Injuries resulting from trips, slips, and falls are very common and thousands of claims are filed each and every year. Victims suffer a range
of injuries, from bruises and contusions to sprains and strains to lacerations and open wounds to bone and joint fractures to paralysis and wrongful death.
Causes of injuries include, but are not limited to, cracked and uneven sidewalks and walkways, debris, foreign or liquid substances, wet or slippery walkways, unsafe construction sites, unlit stairwells, missing stair-rails, uneven, torn carpeting, jagged tiling or buckling flooring. In any case, you have the right to know what makes an environment unsafe or trap-like and who is legally held liable in various circumstances.
Our accomplished personal injury attorneys at Michael Manoussos & Co PLLC will fight for your rights, explain the law, and the many other factors there are to consider in such accidents. Some factors that we take into consideration include previous complaints regarding an existing hazard or defect and determining negligence of a business or property owner. It is important that a thorough legal investigation be conducted to document the dangerous or defect condition which caused the fall and to ascertain the responsible person or entity, which is usually the owner of record and or the lease or management company. At times an expert (such as an engineer, architect, building inspector) is required to demonstrate the unsafe condition.
What is Reasonable?
What makes property conditions safe or not safe? “Reasonable care” is demonstrated if and when the property owner made concise and careful efforts to keep the property safe. Did the property owner notice or should have known about the danger or defect in question. Did the property owner exercise his or her own common sense? Did the property owner regularly check and maintain the premises to ensure the property is safe at all times?
If the property owner did not demonstrate “reasonable care,” however, they may be responsible for your injuries. Here is a list of some preliminary questions to ask yourself in the unfortunate event of a trip, slip, or fall accident:
Did the property owner demonstrate negligence or carelessness on their behalf or fail to abide by standard regulations or laws?
Did you trip on uneven or defective flooring? If so, was the unsafe condition there long enough that the owner should have known about and fixed it?
Did you slip and/or fall on a wet or slippery surface? If so, was the unsafe condition there long enough that the owner should have known about and fixed it?
Did you trip over an object that was left on the ground? If so, was the object intentionally placed there or did someone leave it there? If it was intentional, was it for a good reason? If it was for a good reason, is there a possibility the object could have been removed or replaced if unsafe? Could the object have been relocated to a safe place?
Could a perimeter, barrier or caution sign been placed around the object or location of injury in order to warn people of potential dangers?
Did poor or no lighting contribute to the accident?
Is there a history of accidents at this location?
Does the property owner keep a regular maintenance and/or cleaning schedule of the premises?
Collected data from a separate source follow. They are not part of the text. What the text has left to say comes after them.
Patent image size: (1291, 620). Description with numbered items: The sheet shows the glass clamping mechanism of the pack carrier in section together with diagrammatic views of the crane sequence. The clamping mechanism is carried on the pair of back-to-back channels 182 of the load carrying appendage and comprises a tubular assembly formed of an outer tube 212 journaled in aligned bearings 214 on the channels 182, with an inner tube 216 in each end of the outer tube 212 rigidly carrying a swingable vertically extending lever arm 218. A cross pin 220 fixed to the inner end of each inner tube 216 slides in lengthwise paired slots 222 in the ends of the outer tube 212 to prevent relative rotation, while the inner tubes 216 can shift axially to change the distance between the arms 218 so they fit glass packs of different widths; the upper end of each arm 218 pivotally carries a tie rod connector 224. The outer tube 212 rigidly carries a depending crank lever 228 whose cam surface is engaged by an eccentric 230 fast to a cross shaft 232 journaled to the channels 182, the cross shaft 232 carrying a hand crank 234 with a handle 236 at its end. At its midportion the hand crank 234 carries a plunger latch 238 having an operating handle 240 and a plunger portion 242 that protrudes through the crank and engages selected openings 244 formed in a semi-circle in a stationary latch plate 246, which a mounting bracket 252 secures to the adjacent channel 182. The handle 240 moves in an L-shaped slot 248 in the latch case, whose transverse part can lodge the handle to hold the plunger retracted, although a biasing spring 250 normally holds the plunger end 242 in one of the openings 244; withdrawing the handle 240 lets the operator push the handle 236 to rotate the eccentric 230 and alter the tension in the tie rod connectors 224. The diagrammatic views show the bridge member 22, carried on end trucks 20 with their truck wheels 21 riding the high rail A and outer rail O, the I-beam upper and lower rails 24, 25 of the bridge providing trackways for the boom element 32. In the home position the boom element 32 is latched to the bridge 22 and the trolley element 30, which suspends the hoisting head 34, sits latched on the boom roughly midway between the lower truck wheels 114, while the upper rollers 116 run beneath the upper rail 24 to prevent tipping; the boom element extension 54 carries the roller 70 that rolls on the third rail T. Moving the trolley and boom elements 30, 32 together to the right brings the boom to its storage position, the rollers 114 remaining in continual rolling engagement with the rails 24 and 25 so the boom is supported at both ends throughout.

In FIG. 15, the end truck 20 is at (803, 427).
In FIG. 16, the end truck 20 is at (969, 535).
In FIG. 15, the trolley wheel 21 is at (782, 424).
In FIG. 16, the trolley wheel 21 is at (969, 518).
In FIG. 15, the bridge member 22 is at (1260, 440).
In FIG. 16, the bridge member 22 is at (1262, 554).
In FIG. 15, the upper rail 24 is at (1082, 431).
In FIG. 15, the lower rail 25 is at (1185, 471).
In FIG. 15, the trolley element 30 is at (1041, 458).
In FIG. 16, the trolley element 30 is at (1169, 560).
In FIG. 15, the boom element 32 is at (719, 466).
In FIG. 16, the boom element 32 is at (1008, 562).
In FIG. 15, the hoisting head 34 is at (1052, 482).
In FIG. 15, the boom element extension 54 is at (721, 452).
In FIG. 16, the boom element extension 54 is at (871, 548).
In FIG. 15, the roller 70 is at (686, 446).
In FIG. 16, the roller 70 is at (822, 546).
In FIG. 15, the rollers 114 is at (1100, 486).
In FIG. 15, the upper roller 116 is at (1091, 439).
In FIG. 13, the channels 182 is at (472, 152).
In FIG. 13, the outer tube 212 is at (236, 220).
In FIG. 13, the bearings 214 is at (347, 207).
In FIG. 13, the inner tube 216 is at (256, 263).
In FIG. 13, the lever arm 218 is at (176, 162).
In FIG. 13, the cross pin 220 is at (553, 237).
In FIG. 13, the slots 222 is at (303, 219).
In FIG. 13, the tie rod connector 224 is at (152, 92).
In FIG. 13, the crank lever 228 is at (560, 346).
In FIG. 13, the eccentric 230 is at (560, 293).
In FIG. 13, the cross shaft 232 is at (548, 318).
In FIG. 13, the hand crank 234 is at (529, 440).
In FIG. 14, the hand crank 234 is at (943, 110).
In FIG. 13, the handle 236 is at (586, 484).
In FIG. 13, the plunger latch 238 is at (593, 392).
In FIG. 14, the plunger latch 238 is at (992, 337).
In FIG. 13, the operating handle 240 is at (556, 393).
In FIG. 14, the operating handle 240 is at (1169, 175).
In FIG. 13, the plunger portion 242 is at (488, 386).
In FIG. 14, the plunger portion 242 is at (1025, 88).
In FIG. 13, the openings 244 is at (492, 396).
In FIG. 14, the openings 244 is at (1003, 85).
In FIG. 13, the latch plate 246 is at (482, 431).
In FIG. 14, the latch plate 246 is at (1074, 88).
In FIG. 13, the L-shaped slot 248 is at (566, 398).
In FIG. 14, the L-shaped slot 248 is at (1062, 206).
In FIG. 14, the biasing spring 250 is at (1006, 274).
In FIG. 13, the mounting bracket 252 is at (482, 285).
If so, what proof does the property owner have?
If you answered one or more of these questions in your favor, then you may be able to collect a compensation for the injuries you or a loved one suffered.
If and when it is possible, we recommend you do the following:
Take photos of:
The scene of the accident, and specifically the dangerous or defect condition
Any physical injuries suffered, including bruises, cuts, scratches, etc.
Stitches or casts, if permissible
Your clothing and shoes
Get the name and contact information of anyone who witnessed the accident
File an accident report and document your version of the accident. This will be helpful and important when representing you, or a loved one, and the injuries suffered.
Keep and safeguard any physical evidence that contributed to the accident, if possible.
Trip/slip and fall cases are very fact specific, as the New York Court of Appeals has enunciated in a recent trilogy of case decisions. The facts and circumstances of these types of personal injury cases must be meticulously examined and documented. Defects must be in quantifiable form measured and documented. The place and location of the defect is equally important in examining the imposition of liability.